Dear all,

This week at the Applied Statistics Workshop we will be welcoming Stephen Pettigrew, a Ph.D. candidate at Harvard University.  He will be presenting work entitled "The Downstream Consequences of Long Waits: How Lines at the Precinct Depress Future Turnout."  Please find the abstract below and on the website.  The paper is attached.

We will meet in CGIS Knafel Room 354 at noon and lunch will be provided.  See you all there!

Best,
Pam


Title: "The Downstream Consequences of Long Waits: How Lines at the Precinct Depress Future Turnout"

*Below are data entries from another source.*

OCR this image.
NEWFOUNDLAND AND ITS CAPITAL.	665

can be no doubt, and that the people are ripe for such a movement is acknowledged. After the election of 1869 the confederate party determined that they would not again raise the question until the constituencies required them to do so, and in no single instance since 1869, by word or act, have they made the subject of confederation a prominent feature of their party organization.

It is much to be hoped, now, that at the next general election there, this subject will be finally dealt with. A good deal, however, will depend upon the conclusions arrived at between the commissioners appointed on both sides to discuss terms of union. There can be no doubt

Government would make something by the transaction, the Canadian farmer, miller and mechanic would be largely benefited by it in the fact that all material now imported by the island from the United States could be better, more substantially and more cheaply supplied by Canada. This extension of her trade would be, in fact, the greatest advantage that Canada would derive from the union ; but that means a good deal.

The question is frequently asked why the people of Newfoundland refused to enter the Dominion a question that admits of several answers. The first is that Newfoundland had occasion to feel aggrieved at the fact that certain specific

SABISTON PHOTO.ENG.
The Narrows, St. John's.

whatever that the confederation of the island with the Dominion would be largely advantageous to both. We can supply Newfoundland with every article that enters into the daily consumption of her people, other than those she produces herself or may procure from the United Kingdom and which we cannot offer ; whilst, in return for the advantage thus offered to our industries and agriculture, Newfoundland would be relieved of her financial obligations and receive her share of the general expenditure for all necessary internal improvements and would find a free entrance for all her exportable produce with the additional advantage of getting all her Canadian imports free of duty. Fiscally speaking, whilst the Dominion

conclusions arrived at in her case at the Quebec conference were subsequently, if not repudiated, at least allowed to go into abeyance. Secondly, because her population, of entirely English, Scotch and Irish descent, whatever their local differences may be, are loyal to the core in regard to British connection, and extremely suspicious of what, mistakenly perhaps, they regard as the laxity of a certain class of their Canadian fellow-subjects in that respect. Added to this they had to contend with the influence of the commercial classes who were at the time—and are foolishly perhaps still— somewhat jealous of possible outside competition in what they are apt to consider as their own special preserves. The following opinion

Abstract: Political scientists have increasingly emphasized the role played by an individual’s identity and life experiences in their patterns of political participation. In this paper, I explore how one particular type of experience–standing in line at a precinct to vote–shapes the turnout behavior of voters in future election. I demonstrate that for every additional hour a voter waits in line to vote, their probability of voting in the subsequent election drops by 1 percentage point. As a result, nearly 200,000 people did not vote in November 2014 because waiting in a long line in 2012 turned them off from the process. To arrive at these estimates, I analyze vote history files using a combination of exact matching and placebo tests to test the identification assumptions. I then leverage an unusual institutional arrangement in the City of Boston and longitudinal data from Florida to show that the result also holds at the precinct level. The findings in this paper have implications for our understanding of what motivates or demotivates a person from voting. They also suggest that racial asymmetries in precinct wait times are contributing to under-representation of racial minorities in the voter pool.